A group of European units in bankruptcy in the U.K. claimed Nortel owes them C$9.8 billion ($10.2 billion), according to court papers filed in Toronto, where the parent is in bankruptcy.

[Nortel at one time employed some 8,000 people at its campus in Research Triangle Park, N.C.]

The European units agreed to file a similar set of claims by June 1 against the U.S. operating company, Nortel Networks, Inc., in U.S. Bankruptcy Court in Wilmington, Delaware, a company attorney, James Bromley, said today in court.

Judges in the U.S. and Canada will decide whether the European claims are legitimate and how to divide about $3 billion the company raised by auctioning its businesses since filing for bankruptcy in 2009.

Until those disputes are resolved, U.S. and Canadian bondholders won’t be paid anything, bondholder attorney Thomas R. Kreller said in an interview after today’s hearing. The disputes will probably be heard by the courts in September and December, Kreller said.

“I would hope that given the size and complexity of the case the time is coming to make some distributions,” U.S. Bankruptcy Judge Kevin Gross said today in court.

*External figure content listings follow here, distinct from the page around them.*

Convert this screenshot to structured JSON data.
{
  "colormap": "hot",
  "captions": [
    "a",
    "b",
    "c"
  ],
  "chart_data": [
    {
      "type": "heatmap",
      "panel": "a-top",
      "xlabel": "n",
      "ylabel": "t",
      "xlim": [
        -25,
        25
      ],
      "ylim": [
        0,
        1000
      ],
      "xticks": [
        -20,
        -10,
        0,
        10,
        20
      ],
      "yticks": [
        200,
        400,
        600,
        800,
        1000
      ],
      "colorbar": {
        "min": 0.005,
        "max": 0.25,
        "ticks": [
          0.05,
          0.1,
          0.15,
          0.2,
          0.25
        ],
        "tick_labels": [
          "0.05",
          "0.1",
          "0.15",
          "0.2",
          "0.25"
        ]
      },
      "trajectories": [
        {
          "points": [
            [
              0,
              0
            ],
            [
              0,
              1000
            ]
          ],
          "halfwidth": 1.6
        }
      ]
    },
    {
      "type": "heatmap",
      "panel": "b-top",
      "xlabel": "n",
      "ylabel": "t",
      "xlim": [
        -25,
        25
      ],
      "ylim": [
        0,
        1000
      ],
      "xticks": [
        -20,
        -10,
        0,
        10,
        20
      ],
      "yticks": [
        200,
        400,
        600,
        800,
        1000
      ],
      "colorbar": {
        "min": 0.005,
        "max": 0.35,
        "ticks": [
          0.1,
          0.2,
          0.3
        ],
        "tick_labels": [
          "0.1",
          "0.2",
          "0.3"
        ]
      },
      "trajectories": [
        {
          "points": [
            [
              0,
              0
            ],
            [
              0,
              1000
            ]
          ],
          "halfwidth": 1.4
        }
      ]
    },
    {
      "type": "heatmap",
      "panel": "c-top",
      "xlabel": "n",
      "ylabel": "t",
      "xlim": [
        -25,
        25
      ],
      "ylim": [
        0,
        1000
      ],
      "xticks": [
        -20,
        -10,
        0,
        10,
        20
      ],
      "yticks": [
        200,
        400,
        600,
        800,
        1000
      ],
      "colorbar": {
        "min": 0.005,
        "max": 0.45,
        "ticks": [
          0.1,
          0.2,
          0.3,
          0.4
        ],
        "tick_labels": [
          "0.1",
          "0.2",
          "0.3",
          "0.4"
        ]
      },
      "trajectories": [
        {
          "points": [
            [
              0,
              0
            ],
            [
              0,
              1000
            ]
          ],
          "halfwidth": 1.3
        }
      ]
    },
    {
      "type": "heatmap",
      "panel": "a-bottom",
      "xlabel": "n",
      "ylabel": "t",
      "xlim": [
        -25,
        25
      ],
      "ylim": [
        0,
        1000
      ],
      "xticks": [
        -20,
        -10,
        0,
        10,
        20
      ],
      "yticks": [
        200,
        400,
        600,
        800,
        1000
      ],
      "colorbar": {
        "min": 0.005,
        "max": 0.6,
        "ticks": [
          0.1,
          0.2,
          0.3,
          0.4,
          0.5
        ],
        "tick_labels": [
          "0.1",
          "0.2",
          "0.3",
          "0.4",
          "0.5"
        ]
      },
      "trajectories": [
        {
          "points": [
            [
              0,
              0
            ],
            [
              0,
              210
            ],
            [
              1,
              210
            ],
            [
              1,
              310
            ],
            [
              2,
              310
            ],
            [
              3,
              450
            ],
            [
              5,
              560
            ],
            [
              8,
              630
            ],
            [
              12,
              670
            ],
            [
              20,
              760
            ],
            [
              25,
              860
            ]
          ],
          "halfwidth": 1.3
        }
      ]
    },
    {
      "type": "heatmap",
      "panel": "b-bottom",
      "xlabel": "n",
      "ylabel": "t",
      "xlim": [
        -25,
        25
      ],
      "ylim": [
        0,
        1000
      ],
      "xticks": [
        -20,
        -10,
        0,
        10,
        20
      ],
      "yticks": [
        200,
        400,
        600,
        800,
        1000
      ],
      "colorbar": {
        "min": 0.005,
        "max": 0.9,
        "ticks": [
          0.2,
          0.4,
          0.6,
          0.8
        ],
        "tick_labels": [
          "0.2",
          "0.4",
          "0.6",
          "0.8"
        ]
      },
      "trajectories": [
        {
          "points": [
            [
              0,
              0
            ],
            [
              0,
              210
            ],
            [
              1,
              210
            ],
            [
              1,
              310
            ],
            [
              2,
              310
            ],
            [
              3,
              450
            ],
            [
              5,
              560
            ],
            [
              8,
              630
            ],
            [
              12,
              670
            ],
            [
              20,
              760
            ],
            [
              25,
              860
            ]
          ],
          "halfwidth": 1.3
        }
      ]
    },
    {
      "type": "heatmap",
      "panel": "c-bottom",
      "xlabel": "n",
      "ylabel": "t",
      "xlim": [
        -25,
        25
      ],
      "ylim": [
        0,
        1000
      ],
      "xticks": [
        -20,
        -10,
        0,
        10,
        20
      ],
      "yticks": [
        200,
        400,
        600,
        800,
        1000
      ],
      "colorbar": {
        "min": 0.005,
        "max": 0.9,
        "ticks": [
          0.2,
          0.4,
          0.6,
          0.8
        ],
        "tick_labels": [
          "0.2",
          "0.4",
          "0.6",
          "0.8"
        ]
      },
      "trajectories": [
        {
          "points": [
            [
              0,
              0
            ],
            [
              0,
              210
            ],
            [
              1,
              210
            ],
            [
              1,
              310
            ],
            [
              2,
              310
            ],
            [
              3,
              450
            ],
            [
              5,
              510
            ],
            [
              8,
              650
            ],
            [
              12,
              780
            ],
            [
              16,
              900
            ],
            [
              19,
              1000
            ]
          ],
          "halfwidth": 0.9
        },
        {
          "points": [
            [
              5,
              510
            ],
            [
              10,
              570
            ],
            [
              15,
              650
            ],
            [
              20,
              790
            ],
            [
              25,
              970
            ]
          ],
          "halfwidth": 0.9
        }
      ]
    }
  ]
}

Since filing for bankruptcy in the U.S., Canada and the U.K., Nortel has sold almost all of its businesses, raising about $3 billion to distribute to creditors.

Nortel Networks Claims

Creditors of the company’s main U.S. unit, Nortel Networks, claimed they were owed $16.3 billion, according to court documents.
Derek Adler, an attorney for the Nortel European units, declined to comment after the hearing. The European units claim in court papers that inter-company agreements entitle them to payments from Nortel Networks Corp., the parent; Nortel Networks Inc., the main U.S. company; and other U.S. and Canadian subsidiaries.